Genotypes of Aedes aegypti mosquitoes derived from SNP chip and low-coverage whole genome sequencing for platform cross-validation

The mosquito Aedes aegypti is the primary vector of many human arboviruses such as dengue, yellow fever, chikungunya, and Zika, which affect millions of people world-wide. Population genetics studies on this mosquito have been important in understanding its invasion pathways and success as a vector of human disease. The Axiom aegypti1 SNP chip was developed from a sample of geographically diverse Ae. aegypti populations to facilitate genomic studies on this species. Here we evaluate the utility of the Axiom aegypti1 SNP chip for population genetics and compare it with a low-depth shot-gun sequencing approach using mosquitoes from the species’ native (Africa) and invasive range (outside Africa). These analyses indicate that the results from the SNP chip are highly reproducible and have a higher sensitivity to capture alternative alleles than a low-coverage whole-genome sequencing approach.

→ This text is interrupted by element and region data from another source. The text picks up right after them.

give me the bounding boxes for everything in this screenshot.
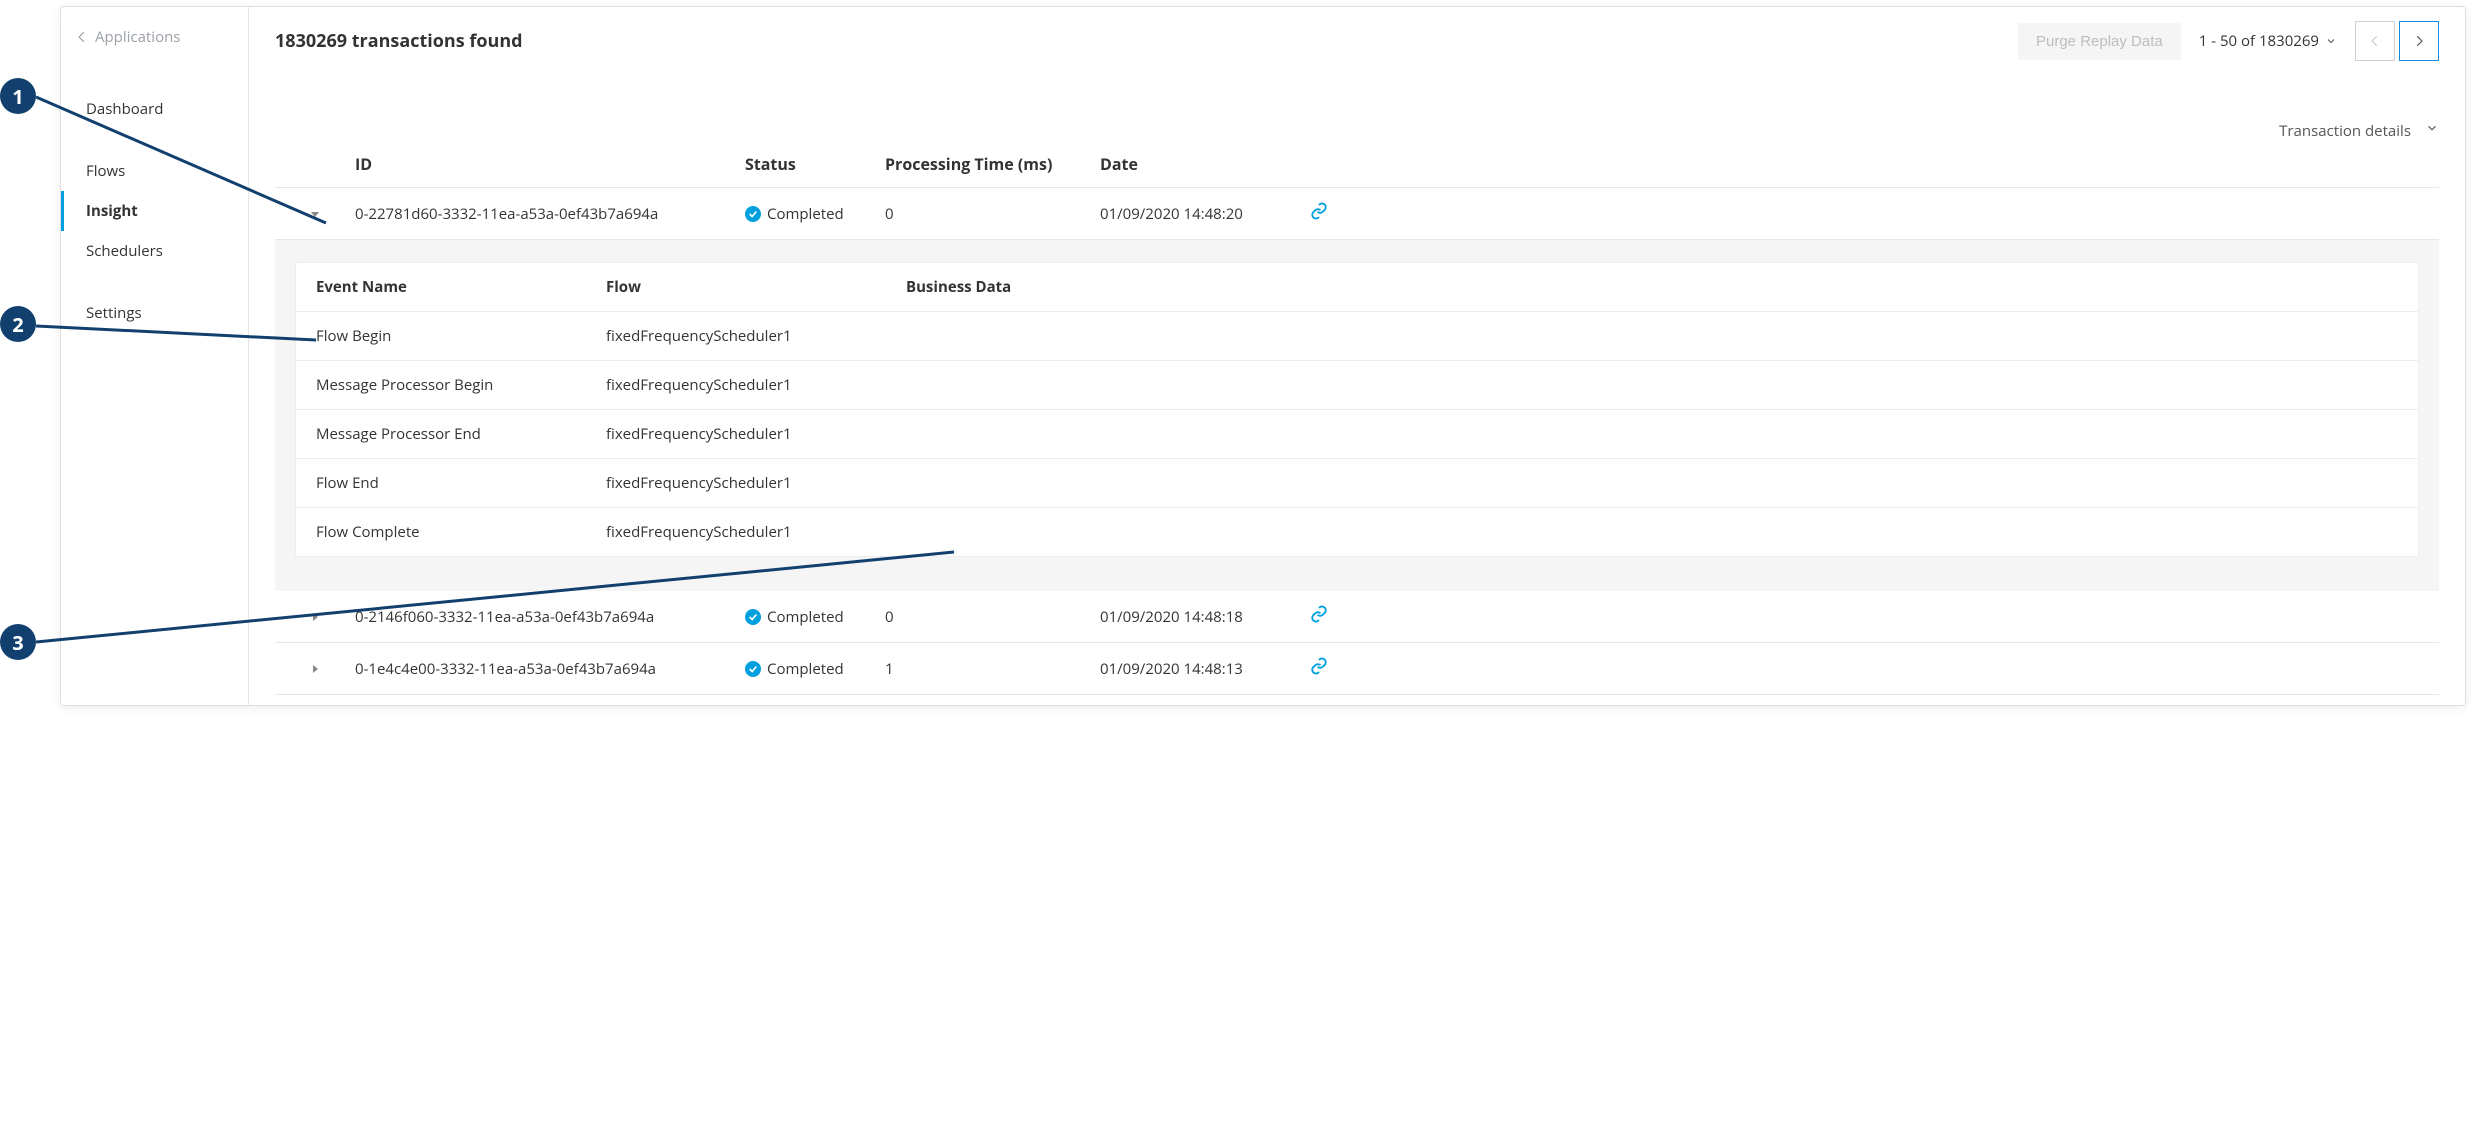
table-row[interactable]: 0-1e4c4e00-3332-11ea-a53a-0ef43b7a694a C… [275,643,2439,695]
table-row[interactable]: 0-22781d60-3332-11ea-a53a-0ef43b7a694a C… [275,188,2439,240]
caret-down-icon[interactable] [309,208,321,220]
sidebar: Applications Dashboard Flows Insight Sch… [61,7,249,705]
page-title: 1830269 transactions found [275,29,523,53]
arrow-left-icon [75,30,89,44]
cell-date: 01/09/2020 14:48:13 [1100,659,1310,679]
sidebar-item-settings[interactable]: Settings [61,293,248,333]
chevron-left-icon [2368,34,2382,48]
status-completed-icon [745,661,761,677]
col-date: Date [1100,153,1310,175]
link-icon[interactable] [1310,202,1370,225]
event-row: Flow Complete fixedFrequencyScheduler1 [296,508,2418,556]
col-ptime: Processing Time (ms) [885,153,1100,175]
annotation-2: 2 [0,306,36,342]
back-label: Applications [95,27,180,47]
sidebar-item-flows[interactable]: Flows [61,151,248,191]
pagination-dropdown[interactable]: 1 - 50 of 1830269 [2199,31,2337,51]
table-header: ID Status Processing Time (ms) Date [275,153,2439,188]
caret-right-icon[interactable] [309,611,321,623]
expanded-events-panel: Event Name Flow Business Data Flow Begin… [275,240,2439,591]
pager-prev-button[interactable] [2355,21,2395,61]
event-row: Flow End fixedFrequencyScheduler1 [296,459,2418,508]
cell-status: Completed [767,659,844,679]
main-content: 1830269 transactions found Purge Replay … [249,7,2465,705]
sidebar-item-dashboard[interactable]: Dashboard [61,89,248,129]
cell-date: 01/09/2020 14:48:20 [1100,204,1310,224]
link-icon[interactable] [1310,657,1370,680]
purge-replay-button[interactable]: Purge Replay Data [2018,23,2181,60]
chevron-right-icon [2412,34,2426,48]
cell-status: Completed [767,204,844,224]
status-completed-icon [745,609,761,625]
transaction-details-toggle[interactable]: Transaction details [275,121,2439,153]
topbar: 1830269 transactions found Purge Replay … [275,21,2439,121]
annotation-3: 3 [0,624,36,660]
sub-table-header: Event Name Flow Business Data [296,263,2418,312]
cell-ptime: 0 [885,607,1100,627]
sidebar-item-schedulers[interactable]: Schedulers [61,231,248,271]
chevron-down-icon [2325,35,2337,47]
link-icon[interactable] [1310,605,1370,628]
sidebar-item-insight[interactable]: Insight [61,191,248,231]
cell-status: Completed [767,607,844,627]
annotation-1: 1 [0,78,36,114]
transactions-table: ID Status Processing Time (ms) Date 0-22… [275,153,2439,695]
table-row[interactable]: 0-2146f060-3332-11ea-a53a-0ef43b7a694a C… [275,591,2439,643]
pager [2355,21,2439,61]
event-row: Message Processor End fixedFrequencySche… [296,410,2418,459]
back-to-applications[interactable]: Applications [61,19,248,69]
cell-date: 01/09/2020 14:48:18 [1100,607,1310,627]
cell-ptime: 0 [885,204,1100,224]
event-row: Message Processor Begin fixedFrequencySc… [296,361,2418,410]
col-status: Status [745,153,885,175]
col-id: ID [355,153,745,175]
caret-right-icon[interactable] [309,663,321,675]
cell-id: 0-22781d60-3332-11ea-a53a-0ef43b7a694a [355,204,745,224]
pager-next-button[interactable] [2399,21,2439,61]
status-completed-icon [745,206,761,222]
cell-ptime: 1 [885,659,1100,679]
chevron-down-icon [2425,121,2439,135]
cell-id: 0-2146f060-3332-11ea-a53a-0ef43b7a694a [355,607,745,627]
app-window: Applications Dashboard Flows Insight Sch… [60,6,2466,706]
event-row: Flow Begin fixedFrequencyScheduler1 [296,312,2418,361]
cell-id: 0-1e4c4e00-3332-11ea-a53a-0ef43b7a694a [355,659,745,679]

Although the SNP chip suffers from ascertainment bias, results from population structure, ancestry, demographic, and phylogenetic analyses using the SNP chip were congruent with those derived from low coverage whole genome sequencing, and consistent with previous reports on Africa and outside Africa populations using microsatellites. More importantly, we identified a subset of SNPs that can be reliably used to generate merged databases, opening the door to combined analyses. We conclude that the Axiom aegypti1 SNP chip is a convenient, more accurate, low-cost alternative to low-depth whole genome sequencing for population genetic studies of Ae. aegypti that do not rely on full allelic frequency spectra. Whole genome sequencing and SNP chip data can be easily merged, extending the usefulness of both approaches.